Un mes atrás, ningún joven recluta de Málaga hubiera deseado ser artillero. Los artilleros se reclutaban entre la escoria del ejército, a veces incluso había que echar mano de esclavos. Ahora, después de las últimas victorias, los malagueños se entusiasmaban con su artillería y los voluntarios se disputaban el privilegio de servir a las órdenes de Orbán.

Orbán tenía su propio concepto sobre las cualidades que debe reunir un buen artillero. Examinaba a los candidatos, siempre en compañía de Alí el Cojo, para escoger a los más capacitados.

A Isabel le gustaba contemplarlo en su trabajo, a hurtadillas, procurando que no se sintiera observado. A veces, a mediodía, le llevaba la comida en compañía de una esclava y asistía, de lejos, a sus lecciones. Orbán instruía a los herreros de la ciudad en la fabricación de bombardas.

—La bombarda no es más que un tubo hecho de duelas y reforzado por zunchos— explicaba Orbán—. Los zunchos o anillos se aplican a la caña todavía incandescentes, recién salidos de la forja, al enfriarse la comprimen y eso es lo que refuerza la bombarda. El diámetro interno del anillo, una vez enfriado, oprime el cuerpo principal: de este modo el cañón experimenta una presión constante capaz de soportar la explosión interna de la pólvora. Por eso os digo que un buen cañón está vivo, aunque a los que le son ajenos les parezca una pieza de hierro inerte.

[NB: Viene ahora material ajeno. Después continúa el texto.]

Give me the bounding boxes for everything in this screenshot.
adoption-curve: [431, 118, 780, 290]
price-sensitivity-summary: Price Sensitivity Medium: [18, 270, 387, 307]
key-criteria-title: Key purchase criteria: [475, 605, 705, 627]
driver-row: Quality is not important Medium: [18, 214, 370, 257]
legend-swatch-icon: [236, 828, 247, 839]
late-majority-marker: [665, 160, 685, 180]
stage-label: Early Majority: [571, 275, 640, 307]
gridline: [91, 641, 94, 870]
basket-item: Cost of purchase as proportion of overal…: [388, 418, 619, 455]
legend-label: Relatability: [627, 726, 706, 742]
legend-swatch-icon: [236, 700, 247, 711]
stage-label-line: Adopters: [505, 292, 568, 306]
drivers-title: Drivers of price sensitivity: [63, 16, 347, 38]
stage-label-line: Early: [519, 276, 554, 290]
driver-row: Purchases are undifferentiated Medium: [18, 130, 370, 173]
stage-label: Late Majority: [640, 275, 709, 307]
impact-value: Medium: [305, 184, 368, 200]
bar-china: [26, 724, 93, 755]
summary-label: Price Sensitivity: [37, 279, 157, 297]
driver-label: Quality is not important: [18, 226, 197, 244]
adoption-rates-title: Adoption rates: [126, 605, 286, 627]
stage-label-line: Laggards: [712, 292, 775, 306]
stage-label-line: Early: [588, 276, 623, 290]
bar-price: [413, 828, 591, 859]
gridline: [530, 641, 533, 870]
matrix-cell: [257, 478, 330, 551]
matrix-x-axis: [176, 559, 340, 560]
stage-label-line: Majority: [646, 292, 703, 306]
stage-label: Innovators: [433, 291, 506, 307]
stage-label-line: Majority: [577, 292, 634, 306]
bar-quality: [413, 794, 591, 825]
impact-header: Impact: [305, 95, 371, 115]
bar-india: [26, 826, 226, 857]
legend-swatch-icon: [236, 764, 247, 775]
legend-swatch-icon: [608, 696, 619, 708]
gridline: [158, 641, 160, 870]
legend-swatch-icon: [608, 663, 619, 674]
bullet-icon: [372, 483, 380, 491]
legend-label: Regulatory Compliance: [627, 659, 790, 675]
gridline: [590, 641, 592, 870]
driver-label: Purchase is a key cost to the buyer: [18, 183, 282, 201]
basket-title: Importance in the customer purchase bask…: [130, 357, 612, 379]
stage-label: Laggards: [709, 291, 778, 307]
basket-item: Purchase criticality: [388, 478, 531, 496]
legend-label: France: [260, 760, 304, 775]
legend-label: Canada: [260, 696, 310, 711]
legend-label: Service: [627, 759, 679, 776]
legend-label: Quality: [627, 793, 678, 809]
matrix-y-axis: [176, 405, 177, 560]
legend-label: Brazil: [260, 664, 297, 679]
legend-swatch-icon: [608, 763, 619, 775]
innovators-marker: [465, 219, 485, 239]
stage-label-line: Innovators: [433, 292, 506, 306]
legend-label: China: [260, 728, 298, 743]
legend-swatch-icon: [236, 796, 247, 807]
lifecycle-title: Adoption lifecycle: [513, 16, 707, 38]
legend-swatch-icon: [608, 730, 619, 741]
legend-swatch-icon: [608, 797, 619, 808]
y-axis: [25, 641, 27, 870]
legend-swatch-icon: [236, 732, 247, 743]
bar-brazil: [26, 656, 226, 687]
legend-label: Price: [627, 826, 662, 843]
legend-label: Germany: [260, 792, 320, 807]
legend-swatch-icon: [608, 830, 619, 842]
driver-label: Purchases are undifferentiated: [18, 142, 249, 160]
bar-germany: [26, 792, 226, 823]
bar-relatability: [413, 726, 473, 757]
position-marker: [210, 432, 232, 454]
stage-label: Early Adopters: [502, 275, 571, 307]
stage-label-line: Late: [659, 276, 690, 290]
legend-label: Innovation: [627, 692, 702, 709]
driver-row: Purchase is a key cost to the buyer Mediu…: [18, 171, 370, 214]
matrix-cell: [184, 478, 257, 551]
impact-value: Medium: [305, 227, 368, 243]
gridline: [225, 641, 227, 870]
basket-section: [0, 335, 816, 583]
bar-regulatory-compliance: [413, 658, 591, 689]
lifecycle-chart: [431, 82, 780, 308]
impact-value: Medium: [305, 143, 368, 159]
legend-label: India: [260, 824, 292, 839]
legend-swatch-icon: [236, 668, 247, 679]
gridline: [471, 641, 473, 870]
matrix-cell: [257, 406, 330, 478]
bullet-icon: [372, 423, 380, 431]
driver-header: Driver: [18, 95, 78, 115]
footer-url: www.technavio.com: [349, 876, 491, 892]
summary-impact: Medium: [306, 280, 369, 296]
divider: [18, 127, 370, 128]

—¿Cómo se afinan las duelas?— quiso saber uno de los alumnos—. ¿Por qué en este cañón casi no se notan?

—¡A lima y a brazo!— sonrió Orbán—. No hay otro misterio. Ésa es labor de los asistentes y de los aprendices. El maestro deja la bombarda en basto y los aprendices la refinan hasta que parezca hecha de una sola pieza.